Ein Foto der russischen staatlichen Nachrichtenagentur RIA Novosti zeigt Wladimir Putin bei seiner Rede beim Wirtschaftsforum in St. Petersburg.

Wladimir Putin gibt die Verlegung von Atomwaffen nach Belarus bekannt, beschimpft Selenskyj und will Patriot-Systeme zerstört haben.

Man habe auch „jüdische Freunde“ vorzuschieben, ist seit jeher ein beliebter rhetorischer Kniff von Antisemiten. Allermeist folgt auf diese Worte ein „Aber …“, so nun auch bei Russlands Präsident Wladimir Putin. Beim Wirtschaftsforum in St. Petersburg nutzte der Kremlchef seinen Auftritt am Freitag, um den ukrainischen Staatschef Wolodymyr Selenskyj zu beschimpfen.

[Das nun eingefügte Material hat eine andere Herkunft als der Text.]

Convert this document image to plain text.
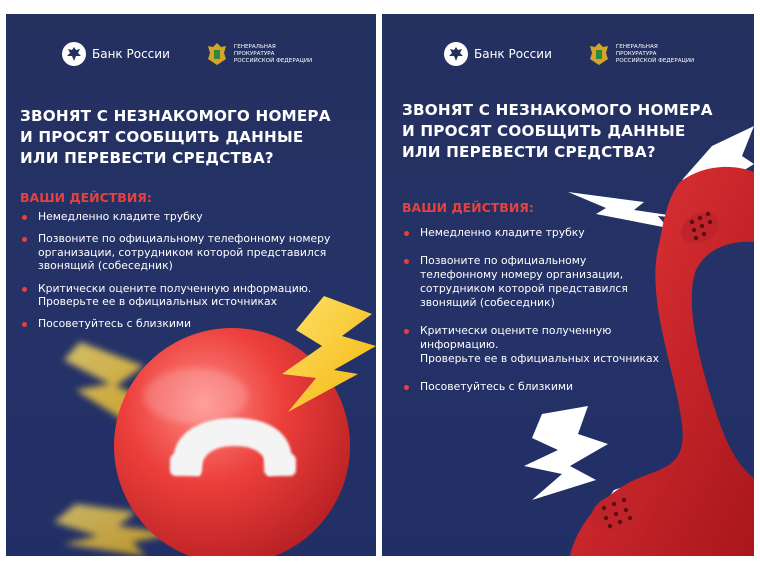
Банк России
ГЕНЕРАЛЬНАЯ ПРОКУРАТУРА РОССИЙСКОЙ ФЕДЕРАЦИИ
ЗВОНЯТ С НЕЗНАКОМОГО НОМЕРА
И ПРОСЯТ СООБЩИТЬ ДАННЫЕ
ИЛИ ПЕРЕВЕСТИ СРЕДСТВА?
ВАШИ ДЕЙСТВИЯ:
Немедленно кладите трубку
Позвоните по официальному телефонному номеру
организации, сотрудником которой представился
звонящий (собеседник)
Критически оцените полученную информацию.
Проверьте ее в официальных источниках
Посоветуйтесь с близкими
Банк России
ГЕНЕРАЛЬНАЯ ПРОКУРАТУРА РОССИЙСКОЙ ФЕДЕРАЦИИ
ЗВОНЯТ С НЕЗНАКОМОГО НОМЕРА
И ПРОСЯТ СООБЩИТЬ ДАННЫЕ
ИЛИ ПЕРЕВЕСТИ СРЕДСТВА?
ВАШИ ДЕЙСТВИЯ:
Немедленно кладите трубку
Позвоните по официальному
телефонному номеру организации,
сотрудником которой представился
звонящий (собеседник)
Критически оцените полученную информацию.
Проверьте ее в официальных источниках
Посоветуйтесь с близкими
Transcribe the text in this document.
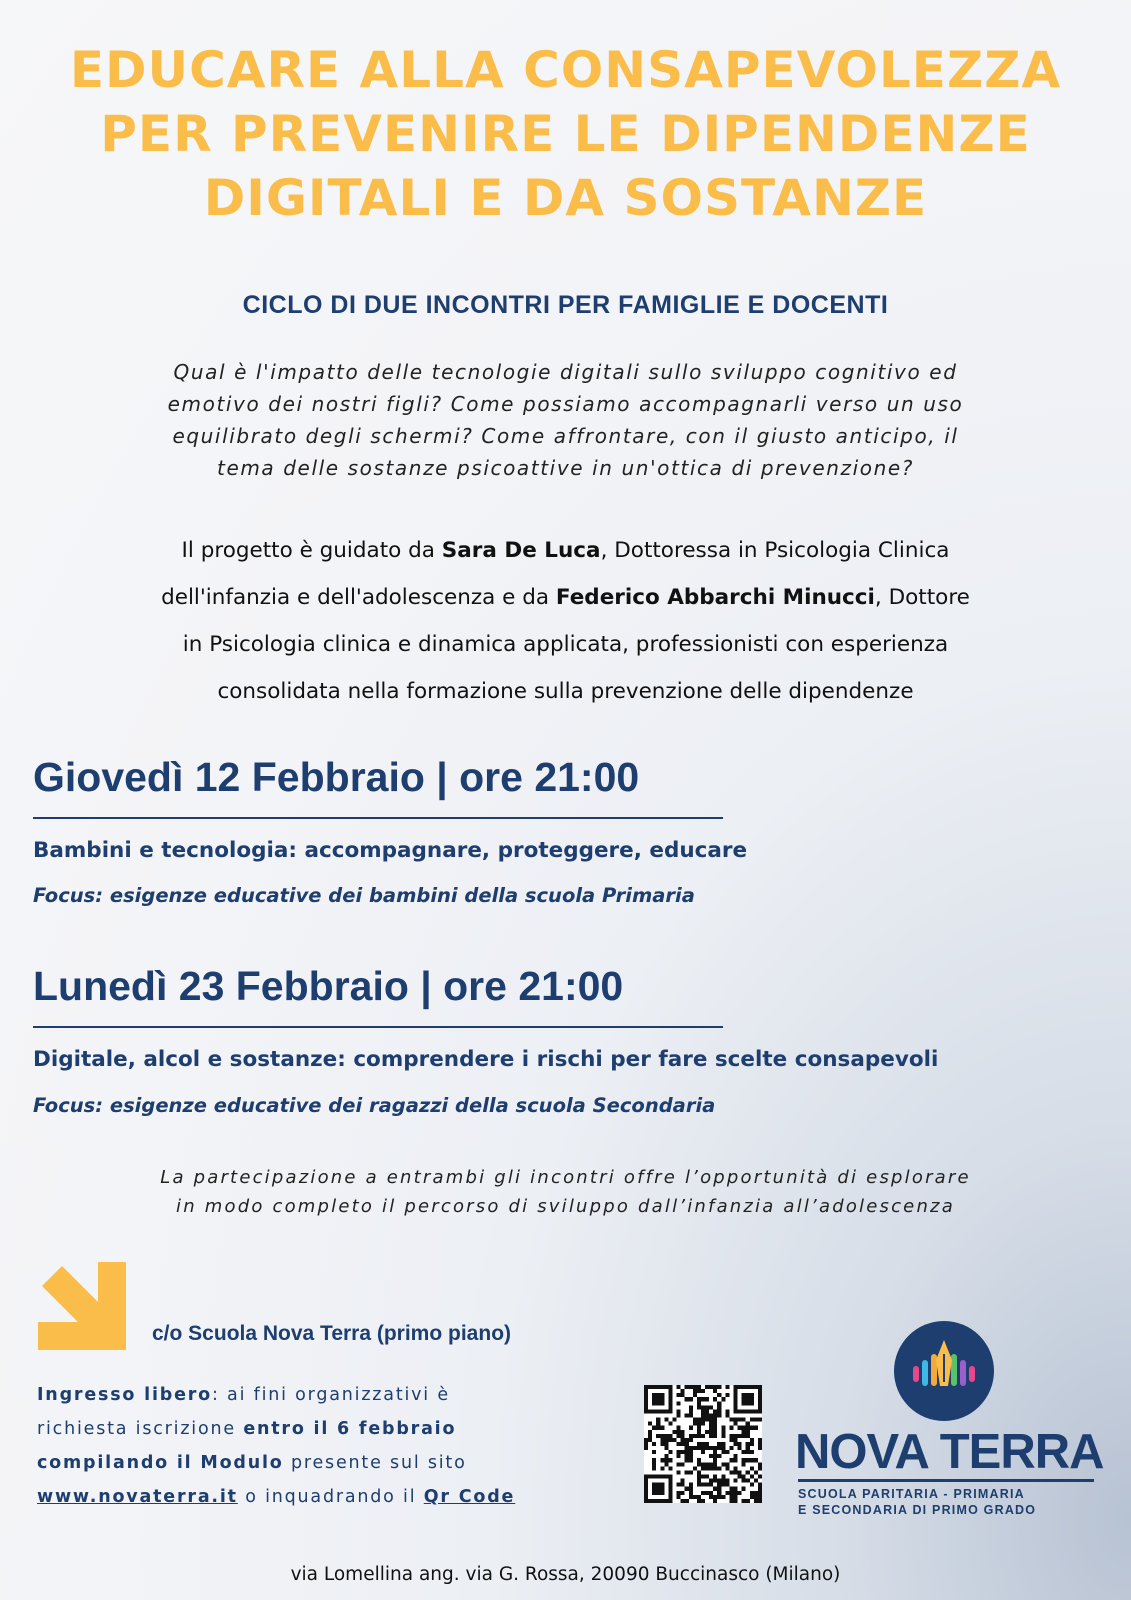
EDUCARE ALLA CONSAPEVOLEZZA
PER PREVENIRE LE DIPENDENZE
DIGITALI E DA SOSTANZE
CICLO DI DUE INCONTRI PER FAMIGLIE E DOCENTI
Qual è l'impatto delle tecnologie digitali sullo sviluppo cognitivo ed
emotivo dei nostri figli? Come possiamo accompagnarli verso un uso
equilibrato degli schermi? Come affrontare, con il giusto anticipo, il
tema delle sostanze psicoattive in un'ottica di prevenzione?
Il progetto è guidato da Sara De Luca, Dottoressa in Psicologia Clinica
dell'infanzia e dell'adolescenza e da Federico Abbarchi Minucci, Dottore
in Psicologia clinica e dinamica applicata, professionisti con esperienza
consolidata nella formazione sulla prevenzione delle dipendenze
Giovedì 12 Febbraio | ore 21:00
Bambini e tecnologia: accompagnare, proteggere, educare
Focus: esigenze educative dei bambini della scuola Primaria
Lunedì 23 Febbraio | ore 21:00
Digitale, alcol e sostanze: comprendere i rischi per fare scelte consapevoli
Focus: esigenze educative dei ragazzi della scuola Secondaria
La partecipazione a entrambi gli incontri offre l’opportunità di esplorare
in modo completo il percorso di sviluppo dall’infanzia all’adolescenza
c/o Scuola Nova Terra (primo piano)
Ingresso libero: ai fini organizzativi è
richiesta iscrizione entro il 6 febbraio
compilando il Modulo presente sul sito
www.novaterra.it o inquadrando il Qr Code
NOVA TERRA
SCUOLA PARITARIA - PRIMARIA
E SECONDARIA DI PRIMO GRADO
via Lomellina ang. via G. Rossa, 20090 Buccinasco (Milano)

Wladimir Putin beschimpft Wolodymyr Selenskyj bei Auftritt in St. Petersburg

„Ich habe viele jüdische Freunde, seit meiner Kindheit“, erklärte Putin – um sich prompt anzumaßen zu bestimmen, wer Jude sei und wer nicht. „Sie sagen: ‚Selenskyj ist kein Jude. Das ist eine Schande für das jüdische Volk‘“, schob Putin hinterher. Aus dem Publikum erntete der Kremlchef dafür Beifall.

Moskau rechtfertigt seinen Angriffskrieg gegen das Nachbarland immer wieder mit der Propaganda-Behauptung, man müsse die Ukraine von angeblichen „Neonazis“ befreien. Solche Aussagen sorgen international auch deshalb für großes Entsetzen, weil Selenskyj jüdischer Abstammung ist.

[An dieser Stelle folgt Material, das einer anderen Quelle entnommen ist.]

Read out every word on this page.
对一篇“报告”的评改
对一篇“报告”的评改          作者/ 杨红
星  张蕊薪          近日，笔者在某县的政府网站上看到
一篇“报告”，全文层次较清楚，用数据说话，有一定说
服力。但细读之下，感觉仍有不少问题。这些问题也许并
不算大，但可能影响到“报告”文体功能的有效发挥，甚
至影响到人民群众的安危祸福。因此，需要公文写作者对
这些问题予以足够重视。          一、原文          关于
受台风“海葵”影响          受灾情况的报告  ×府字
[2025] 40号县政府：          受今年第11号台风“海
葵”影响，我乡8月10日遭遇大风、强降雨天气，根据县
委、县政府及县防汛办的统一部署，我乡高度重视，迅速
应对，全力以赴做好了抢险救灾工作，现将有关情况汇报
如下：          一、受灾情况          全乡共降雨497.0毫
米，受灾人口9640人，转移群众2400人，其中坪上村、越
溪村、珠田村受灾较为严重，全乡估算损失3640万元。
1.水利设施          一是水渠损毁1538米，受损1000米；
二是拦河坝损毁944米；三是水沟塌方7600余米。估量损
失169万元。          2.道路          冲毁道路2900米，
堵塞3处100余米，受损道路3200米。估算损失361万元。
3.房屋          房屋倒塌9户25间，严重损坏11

Moskau behauptet unermüdlich zu Unrecht, die Führung in Kiew stehe in der Tradition des ukrainischen Nationalisten Stepan Bandera. Diesem werfen Historiker Kollaboration mit den Nazis und eine Mitverantwortung für die Ermordung von Polen und Juden im Zweiten Weltkrieg vor. Putin ließ beim Wirtschaftsforum nun sogar einen mehrminütigen Propaganda-Film zum Weltkriegsgeschehen zeigen, der sich ausschließlich auf Gräueltaten von Bandera-Anhängern beschränkte.

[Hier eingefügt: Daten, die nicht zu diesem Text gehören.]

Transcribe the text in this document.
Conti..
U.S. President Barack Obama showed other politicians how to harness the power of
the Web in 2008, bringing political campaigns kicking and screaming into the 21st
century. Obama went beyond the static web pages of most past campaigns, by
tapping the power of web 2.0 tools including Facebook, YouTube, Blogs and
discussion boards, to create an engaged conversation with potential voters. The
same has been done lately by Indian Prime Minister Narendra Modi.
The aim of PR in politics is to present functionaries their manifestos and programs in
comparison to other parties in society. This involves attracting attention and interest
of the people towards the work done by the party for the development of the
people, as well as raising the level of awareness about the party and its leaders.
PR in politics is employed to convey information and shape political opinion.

Wladimir Putin: „Die ersten Atomsprengköpfe sind auf das Gebiet von Belarus geschickt worden“

Der russische Präsident nutzte seinen Auftritt jedoch nicht nur für anti-ukrainische Propaganda, sondern gab auch bekannt, dass Russland die ersten Nuklearwaffen nach Belarus geschickt habe. „Die ersten Atomsprengköpfe sind auf das Gebiet von Belarus geschickt worden“, sagte Putin und konkretisierte damit die von Moskau im März angekündigte Stationierung von Atomwaffen in dem Nachbarland.

Der belarussische Diktator Alexander Lukaschenko gehört zu Putins wenigen Unterstützern. „Das sind nur die ersten, bis zum Ende des Sommers, bis zum Ende des Jahres werden wir den Prozess vollständig abgeschlossen haben“, kündigte Putin an.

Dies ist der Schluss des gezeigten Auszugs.